Nestled in the foothills of Northcliff Hill, Linden is one of the prettiest and oldest suburbs of Johannesburg, lying to the North-West of the city centre between Emmarentia and Darrenwood. The leafy suburb lies predominantly on a slope, its pretty houses, many of which have been recently restored, positioned on a grid of numbered avenues and streets.
Linden is named after the Linden farm, which stood in this part of Johannesburg over a hundred years ago. The original farmhouse still exists somewhere in the heart of the suburb, restored to its former glory, the typical old-fashioned verandah, echoed in a number of homes in Linden, one of its major features.

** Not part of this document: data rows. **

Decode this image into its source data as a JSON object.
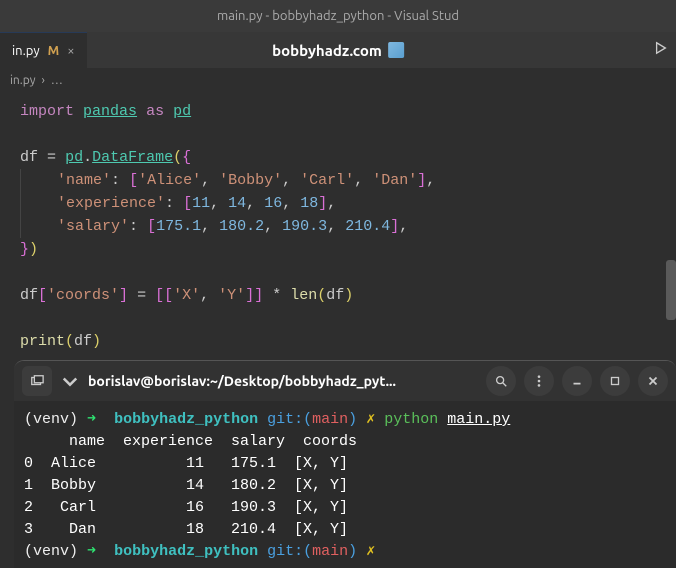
{
  "window_title": "main.py - bobbyhadz_python - Visual Stud",
  "tab": {
    "filename": "in.py",
    "modified_marker": "M"
  },
  "header_title": "bobbyhadz.com",
  "breadcrumb": {
    "file": "in.py",
    "sep": "›",
    "rest": "…"
  },
  "code": {
    "l1_import": "import",
    "l1_pandas": "pandas",
    "l1_as": "as",
    "l1_pd": "pd",
    "l3_df": "df",
    "l3_eq": "=",
    "l3_pd": "pd",
    "l3_dot": ".",
    "l3_dataframe": "DataFrame",
    "l4_name": "'name'",
    "l4_v1": "'Alice'",
    "l4_v2": "'Bobby'",
    "l4_v3": "'Carl'",
    "l4_v4": "'Dan'",
    "l5_exp": "'experience'",
    "l5_v1": "11",
    "l5_v2": "14",
    "l5_v3": "16",
    "l5_v4": "18",
    "l6_sal": "'salary'",
    "l6_v1": "175.1",
    "l6_v2": "180.2",
    "l6_v3": "190.3",
    "l6_v4": "210.4",
    "l9_df": "df",
    "l9_coords": "'coords'",
    "l9_eq": "=",
    "l9_x": "'X'",
    "l9_y": "'Y'",
    "l9_star": "*",
    "l9_len": "len",
    "l9_df2": "df",
    "l11_print": "print",
    "l11_df": "df"
  },
  "terminal": {
    "title": "borislav@borislav:~/Desktop/bobbyhadz_pyt...",
    "venv": "(venv)",
    "arrow": "➜",
    "dir": "bobbyhadz_python",
    "git": "git:",
    "branch": "main",
    "dirty": "✗",
    "cmd": "python",
    "arg": "main.py",
    "out_header": "     name  experience  salary  coords",
    "out_r0": "0  Alice          11   175.1  [X, Y]",
    "out_r1": "1  Bobby          14   180.2  [X, Y]",
    "out_r2": "2   Carl          16   190.3  [X, Y]",
    "out_r3": "3    Dan          18   210.4  [X, Y]"
  }
}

Partway down the slope of Linden, heading off towards Emmarentia, is Linden’s heated swimming pool, and the Emmarentia dam and Botanical gardens are well worth a visit at any time of the year, the grounds a wonderful green space to escape city pressures. In fact, Linden lies almost encircled by green parkland of some description - most of them bird sanctuaries and parklands - that makes staying here such a peaceful experience.
Trendy Greenside is just around the corner from Linden, and Greenway and Gleneagles Road, the hip suburb’s high streets, are lined with restaurants, antique and art décor shops that have transformed this part of Johannesburg into one of the best kept secrets in the city.
It is estimated that by 1934 around 350 families lived in Linden, and many owned small fruit farms that benefited from the area’s particularly fertile soils. In the 1950s the area became a popular suburb with affluent Afrikaans families, and soon earned the nickname "Boere Houghton". While most of the fruit farms had by then already disappeared, the suburb of Linden is still remarkable today for its numerous peach trees.
In recent years Linden’s wide, tree-lined streets have become popular with young professionals who are attracted by the area’s friendly small-town feel and many trendy, independent cafes and restaurants. Linden’s distinctive main street, 4th Avenue, is a mix of old and new independent stores and cafés. Some of the oldest stores include the Arthur Bales haberdashery, which first opened in the 1960s and still does a roaring trade today in fabrics, wools and sewing equipment. Other must-visit local businesses include, Rembrandt’s Butchery, which is a great place to buy meat for the braai, and the Cheese Cafe, a delicatessen with an enticing selection of South African farmhouse cheeses.
For cafe culture there is plenty of choice. For breakfast try one of the trendy coffee shops such as The Whippet or The Fat Zebra, both known for their large breakfast selection made with locally sourced ingredients; or for something more traditional there’s the charming old-fashioned corner cafe, The Argentinian, which proudly boasts the "best croissants in Africa".
For lunch or dinner take your pick from French, Indian, Mexican, sushi or Chinese food. Favourites include Emma Chen’s colourful and casual noodle restaurant PRON (People’s Republic of Noodles), known for its flavoursome, authentic northern Chinese cuisine; and for rustic French fare there’s Romuald Denesle’s laid-back bistro, A La Bouffe.